The dataScript is a script instead of just a dataset identifier, because the datasets on HuggingFace hub don't have a standard format that can be always directly passed to our fine-tuning engine. The data script should format the data into the format that the silogen fine-tuning engine expects. For supervised fine-tuning, this is JSON lines, where each line has a JSON dictionary formatted as follows:

{
  "messages": [
    {"role": "user", "content": "This is a user message"},
    {"role": "assistant", "content": "The is an assistant answer"}
  ]
}

There can be an arbitrary number of messages. Additionally, each dictionary can contain a dataset field that has the dataset identifier, and an id field that identifies the data point uniquely. For Direct Preference Optimization, the data format is as follows:

{
  "prompt_messages": [
    {"role": "user", "content": "This is a user message"},
  ],
  "chosen_messages": [
    {"role": "assistant", "content": "This is a preferred answer"}
  ],
  "rejected_messages": [
    {"role": "assistant", "content": "This is a rejected answer"}
  ]
}

The JSON lines output of the data script should be saved to the /downloads/datasets/. This is easy with the approach taken in the tutorial file:

dataset.to_json("/downloads/datasets/<name of your dataset file.jsonl>")
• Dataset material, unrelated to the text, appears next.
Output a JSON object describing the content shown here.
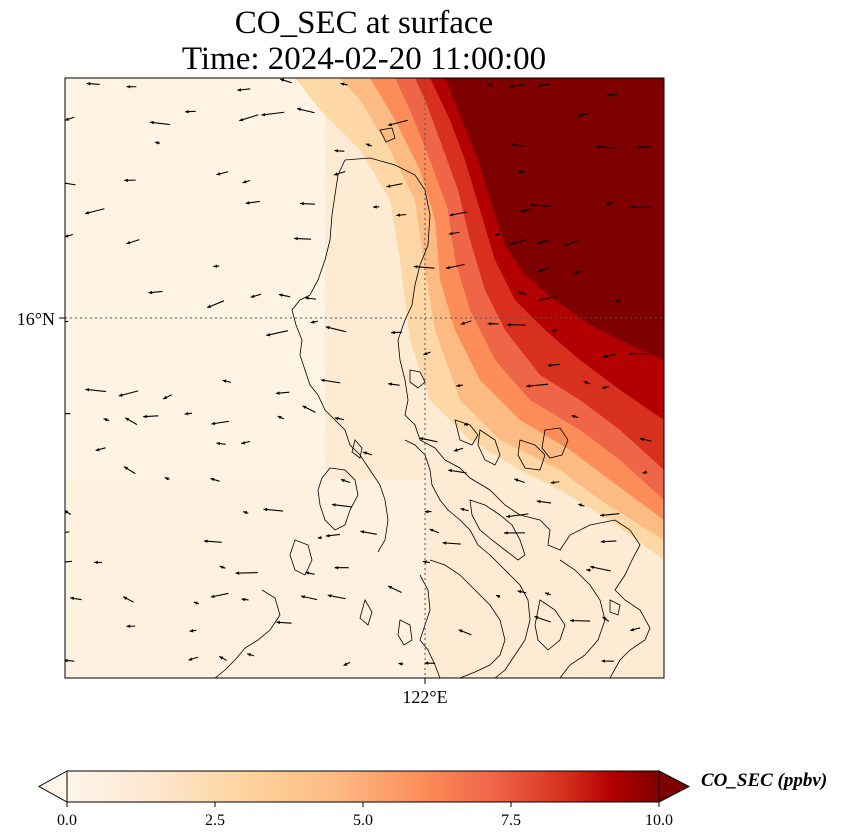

The dataset is uploaded to the directory pointed to by bucketDataDir, with the same filename as it had under /downloads/datasets.

Model¶

Preparing a model is simple than data. We simply set the modelID to the HuggingFace Hub ID of the model (in the Organization/ModelName format). The model is the uploaded to the path pointed to by bucketModelPath.

Setting fine-tuning parameters¶

For fine-tuning, we create a values file that is similar to workloads/llm-finetune-silogen-engine/helm/overrides/tutorial-01-finetune-lora.yaml (for LoRA adapter training) or workloads/llm-finetune-silogen-engine/overrides/tutorial-01-finetune-full-param.yaml (for full parameter training). We'll want to inject our data in the field:

finetuning_config:
  data_conf:
    training_data:
      datasets:
        - path: "bucketName/path/to/file.jsonl

The datasets array can contain any number of datasets, and they're concatenated in training.

The model is set in the top level field basemodel, where the value should be a name of a bucket followed by the path to the model directory in the bucket, formatted like:

basemodel: bucketName/path/to/modelDir

All fine-tuning configurations are not sensible with all models, and some settings might even fail for unsupported models. Ultimately we need to understand the particular model we're using to set the parameters correctly. Suitable hyperparameters also depend on the data.

One key model compatibility parameter to look at is the chat template, which is set by

finetuning_config:
  data_conf:
    chat_template_name: "<name of template>"

If the model we start from already has a chat template, we should usually set this to "keep-original". Otherwise, "chat-ml" is usually a reasonable choice. Another set of parameters that often needs to be changed between models is the set of PEFT target layers, if doing LoRA training. These are set in the following field:

finetuning_config:
  peft_conf:
    peft_kwargs:
      target_modules:
        - q_proj
        - k_proj
        - v_proj
        - o_proj
        - up_proj
        - down_proj

One setting that can be used is

finetuning_config:
  peft_conf:
    peft_kwargs:
      target_modules: "all-linear"

which targets all linear layers on the model and doesn't require knowing the names of the layers.